Advanced Software Talent - South San Francisco, CA
posted 2 months ago
As the Delivery Lead, you will be the driving force behind building and maintaining robust site reliability engineering (SRE) functions for our growing data organization. This role is pivotal in ensuring smooth operations and high availability of our data infrastructure and services. You will act as the primary point of contact for all SRE-related activities, which requires a blend of technical expertise, project management skills, and a passion for data-driven solutions. Your leadership will be essential in developing comprehensive support and SRE processes from the ground up, ensuring that our systems are not only functional but also optimized for performance and reliability. In this position, you will collaborate closely with data engineers, scientists, and IT teams to ensure seamless integration and optimal performance of data systems. You will own the incident management process, which includes responding to incidents, troubleshooting issues, and resolving them efficiently to minimize downtime and impact on data operations.

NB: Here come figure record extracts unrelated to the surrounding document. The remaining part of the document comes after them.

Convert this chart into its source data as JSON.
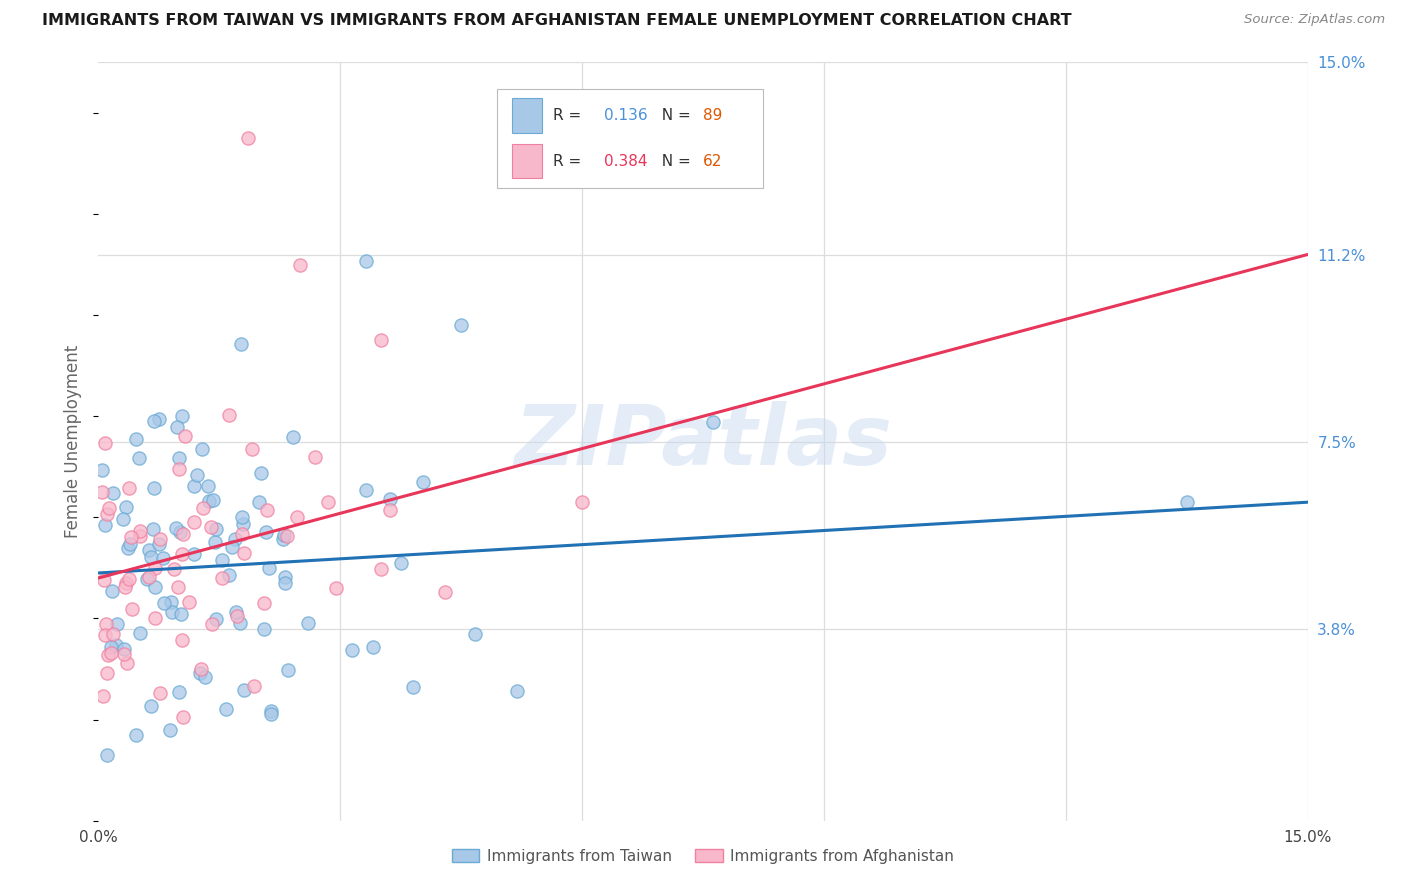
{
  "title": "IMMIGRANTS FROM TAIWAN VS IMMIGRANTS FROM AFGHANISTAN FEMALE UNEMPLOYMENT CORRELATION CHART",
  "source": "Source: ZipAtlas.com",
  "ylabel": "Female Unemployment",
  "right_yticks": [
    3.8,
    7.5,
    11.2,
    15.0
  ],
  "right_yticklabels": [
    "3.8%",
    "7.5%",
    "11.2%",
    "15.0%"
  ],
  "xmin": 0.0,
  "xmax": 15.0,
  "ymin": 0.0,
  "ymax": 15.0,
  "taiwan_R": 0.136,
  "taiwan_N": 89,
  "afghanistan_R": 0.384,
  "afghanistan_N": 62,
  "taiwan_color": "#a8c8e8",
  "taiwan_edge_color": "#6aaad4",
  "taiwan_line_color": "#2171b5",
  "afghanistan_color": "#f8b8cc",
  "afghanistan_edge_color": "#f080a0",
  "afghanistan_line_color": "#e8365a",
  "watermark": "ZIPatlas",
  "legend_taiwan_label": "Immigrants from Taiwan",
  "legend_afghanistan_label": "Immigrants from Afghanistan",
  "background_color": "#ffffff",
  "grid_color": "#dddddd",
  "tw_line_start_y": 4.9,
  "tw_line_end_y": 6.3,
  "af_line_start_y": 4.8,
  "af_line_end_y": 11.2
}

Establishing proactive monitoring and alerting mechanisms will be a key responsibility, allowing you to identify and address potential issues before they escalate into significant problems. Your role will also involve continuous performance tuning of our systems to meet the evolving needs of the data organization. You will drive automation initiatives aimed at streamlining support workflows and improving overall efficiency. Additionally, maintaining thorough documentation of processes, procedures, and system configurations will be crucial to ensure clarity and consistency across the team.